Location
- Fernside Avenue Almondbury, West Yorkshire, HD5 8YE England
- Coordinates: 53°38′19″N 1°44′43″W﻿ / ﻿53.63857°N 1.74516°W

Information
- Former name: Almondbury Community School
- Type: Academy
- Motto: Working Together to Achieve
- Local authority: Kirklees Council
- Trust: Impact Education Multi Academy Trust
- Department for Education URN: 148134 Tables
- Ofsted: Reports
- Head teacher: Kate Eastwood
- Gender: Mixed
- Age range: 3–11
- Capacity: 268
- Website: www.hillviewacademy.co.uk

= Hill View Academy =

Hill View Academy (formerly Almondbury Community School) is a 3–11 mixed primary school with academy status in Almondbury, West Yorkshire, England. It is part of the Impact Education Multi Academy Trust.

== History ==
In April 2014, the Kirklees Council Cabinet approved the merger of the Almondbury High School and Language College, the Almondbury Junior School, and Greenside Infant and Nursery School, "as an all-through school for children aged between 3 and 16 years". The three schools were combined following extensive consultation with parents and other community members.

Following a 2006 Ofsted report that rated the Almondbury High School and Language College as Grade 3 "Satisfactory" overall, the 2009 and 2012 reports gave a rating of Grade 2 "Good".

The reports of 2015 and 2017 rated the combined Almondbury Community School as Grade 3 "Requires Improvement" overall. A monitoring visit by Ofsted after the 2015 inspection noted "significant" positive changes in leadership, systems, teaching quality and governorship under a school improvement plan.
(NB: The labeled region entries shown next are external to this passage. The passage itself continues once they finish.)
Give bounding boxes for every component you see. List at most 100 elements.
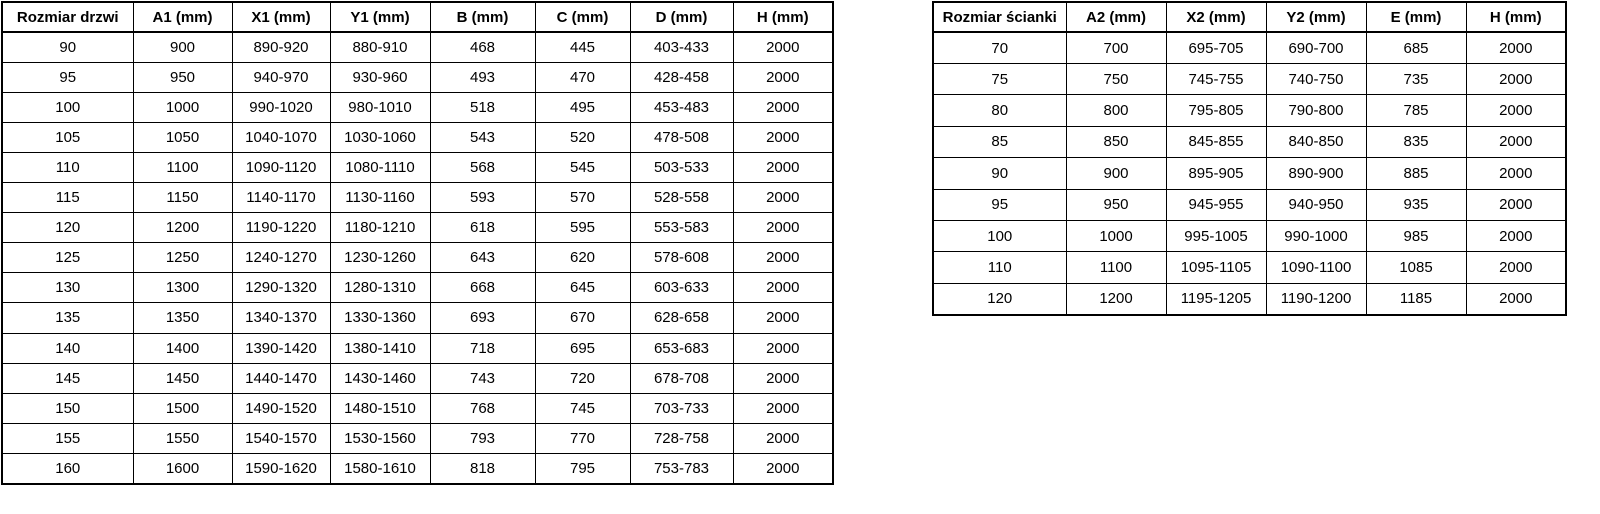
column-header: Y1 (mm): [329, 1, 431, 34]
table-cell: 990-1000: [1265, 219, 1367, 253]
table-cell: 85: [932, 125, 1067, 159]
table-cell: 1600: [132, 452, 233, 485]
table-cell: 1095-1105: [1165, 251, 1267, 284]
table-cell: 1180-1210: [329, 212, 431, 244]
table-cell: 695: [534, 332, 631, 364]
table-cell: 2000: [732, 302, 834, 334]
table-cell: 568: [429, 151, 536, 184]
table-cell: 1090-1100: [1265, 251, 1367, 284]
table-cell: 720: [534, 362, 631, 394]
table-cell: 595: [534, 212, 631, 244]
table-cell: 1500: [132, 392, 233, 424]
table-cell: 2000: [1465, 94, 1567, 127]
table-cell: 2000: [732, 151, 834, 184]
column-header: X1 (mm): [231, 1, 331, 34]
table-cell: 145: [1, 362, 134, 394]
table-cell: 895-905: [1165, 157, 1267, 190]
table-row: 160 1600 1590-1620 1580-1610 818 795 753-783 20…: [1, 452, 834, 485]
table-cell: 1100: [132, 151, 233, 184]
table-cell: 900: [132, 31, 233, 63]
table-cell: 80: [932, 94, 1067, 127]
table-cell: 703-733: [629, 392, 734, 424]
table-cell: 628-658: [629, 302, 734, 334]
table-cell: 670: [534, 302, 631, 334]
column-header: A2 (mm): [1065, 1, 1167, 34]
column-header: X2 (mm): [1165, 1, 1267, 34]
table-row: 70 700 695-705 690-700 685 2000: [932, 31, 1567, 64]
table-cell: 2000: [732, 242, 834, 274]
table-cell: 95: [932, 188, 1067, 221]
table-cell: 1580-1610: [329, 452, 431, 485]
column-header: C (mm): [534, 1, 631, 34]
table-cell: 700: [1065, 31, 1167, 64]
table-cell: 2000: [732, 392, 834, 424]
table-cell: 1300: [132, 272, 233, 304]
table-cell: 1140-1170: [231, 182, 331, 214]
table-cell: 90: [1, 31, 134, 63]
table-cell: 678-708: [629, 362, 734, 394]
table-cell: 1100: [1065, 251, 1167, 284]
table-cell: 1590-1620: [231, 452, 331, 485]
table-cell: 2000: [732, 212, 834, 244]
table-cell: 495: [534, 91, 631, 123]
table-cell: 840-850: [1265, 125, 1367, 159]
table-cell: 620: [534, 242, 631, 274]
table-row: 85 850 845-855 840-850 835 2000: [932, 125, 1567, 159]
table-cell: 2000: [732, 91, 834, 123]
table-cell: 768: [429, 392, 536, 424]
column-header: D (mm): [629, 1, 734, 34]
table-cell: 503-533: [629, 151, 734, 184]
table-cell: 1195-1205: [1165, 282, 1267, 316]
table-cell: 105: [1, 121, 134, 153]
table-cell: 545: [534, 151, 631, 184]
table-cell: 930-960: [329, 61, 431, 93]
table-cell: 885: [1365, 157, 1467, 190]
table-cell: 735: [1365, 62, 1467, 96]
table-cell: 150: [1, 392, 134, 424]
table-cell: 685: [1365, 31, 1467, 64]
table-cell: 618: [429, 212, 536, 244]
table-cell: 120: [932, 282, 1067, 316]
table-cell: 950: [1065, 188, 1167, 221]
table-cell: 2000: [1465, 157, 1567, 190]
table-cell: 528-558: [629, 182, 734, 214]
table-cell: 115: [1, 182, 134, 214]
table-cell: 890-900: [1265, 157, 1367, 190]
table-cell: 2000: [732, 422, 834, 454]
table-cell: 1240-1270: [231, 242, 331, 274]
table-cell: 2000: [1465, 31, 1567, 64]
table-cell: 728-758: [629, 422, 734, 454]
table-cell: 543: [429, 121, 536, 153]
table-cell: 1290-1320: [231, 272, 331, 304]
table-cell: 1000: [1065, 219, 1167, 253]
table-cell: 1200: [1065, 282, 1167, 316]
table-row: 105 1050 1040-1070 1030-1060 543 520 478-508 20…: [1, 121, 834, 153]
table-cell: 603-633: [629, 272, 734, 304]
table-row: 100 1000 995-1005 990-1000 985 2000: [932, 219, 1567, 253]
table-cell: 2000: [732, 182, 834, 214]
table-cell: 1480-1510: [329, 392, 431, 424]
table-cell: 100: [932, 219, 1067, 253]
table-cell: 110: [932, 251, 1067, 284]
table-cell: 468: [429, 31, 536, 63]
table-cell: 645: [534, 272, 631, 304]
table-row: 115 1150 1140-1170 1130-1160 593 570 528-558 20…: [1, 182, 834, 214]
table-cell: 2000: [732, 452, 834, 485]
table-cell: 1530-1560: [329, 422, 431, 454]
table-cell: 1400: [132, 332, 233, 364]
table-cell: 890-920: [231, 31, 331, 63]
table-cell: 940-950: [1265, 188, 1367, 221]
column-header: A1 (mm): [132, 1, 233, 34]
table-cell: 140: [1, 332, 134, 364]
table-cell: 845-855: [1165, 125, 1267, 159]
table-row: 155 1550 1540-1570 1530-1560 793 770 728-758 20…: [1, 422, 834, 454]
table-cell: 1230-1260: [329, 242, 431, 274]
table-cell: 130: [1, 272, 134, 304]
column-header: E (mm): [1365, 1, 1467, 34]
table-cell: 1280-1310: [329, 272, 431, 304]
table-cell: 1085: [1365, 251, 1467, 284]
table-cell: 643: [429, 242, 536, 274]
table-cell: 1250: [132, 242, 233, 274]
table-cell: 2000: [732, 332, 834, 364]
In 2018, Ofsted visited again concluding that sufficient progress had not been made. A list of issues was published and Kirklees was required to issue a recovery plan. A monitoring visit by Ofsted, confirmed the recovery plan was adequate.
Leaders and managers are taking effective action towards the removal of special measures. The local authority’s statement of action is fit for purpose. The school’s improvement plan is fit for purpose.

In 2018, Chair of the school Governors was Gill Goodswen, a former president of the National Union of Teachers (NUT).
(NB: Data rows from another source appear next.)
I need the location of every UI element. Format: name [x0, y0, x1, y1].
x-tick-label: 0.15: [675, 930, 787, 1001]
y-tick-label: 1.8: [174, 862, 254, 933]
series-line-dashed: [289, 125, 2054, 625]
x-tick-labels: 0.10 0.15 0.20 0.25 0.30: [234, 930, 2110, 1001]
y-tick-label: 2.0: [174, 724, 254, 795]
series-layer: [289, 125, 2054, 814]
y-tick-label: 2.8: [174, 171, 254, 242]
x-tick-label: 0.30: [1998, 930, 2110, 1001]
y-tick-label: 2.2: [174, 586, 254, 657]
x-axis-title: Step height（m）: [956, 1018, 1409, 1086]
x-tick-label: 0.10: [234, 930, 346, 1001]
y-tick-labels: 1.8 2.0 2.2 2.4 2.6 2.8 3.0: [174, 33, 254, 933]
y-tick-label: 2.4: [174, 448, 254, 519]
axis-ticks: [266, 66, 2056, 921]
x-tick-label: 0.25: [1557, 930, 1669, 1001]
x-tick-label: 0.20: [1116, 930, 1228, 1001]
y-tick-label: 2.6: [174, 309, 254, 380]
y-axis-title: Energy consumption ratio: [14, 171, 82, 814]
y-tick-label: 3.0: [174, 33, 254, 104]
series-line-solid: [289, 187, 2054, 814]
The secondary department was closed in September 2020, while the primary school department converted to academy status and was renamed Hill View Academy. The school is now sponsored by the Impact Education Multi Academy Trust.

=== Almondbury controversy ===

On 25 October 2018, an assault took place on a 15-year-old student at Almondbury Community School; this was widely reported after a video recording of the assault was posted on social media.

Prime Minister Theresa May commented, "most people were sickened and angered" by the video clip; she went on to praise the public for the response, and for setting up a crowdfunding appeal for the youngster's family.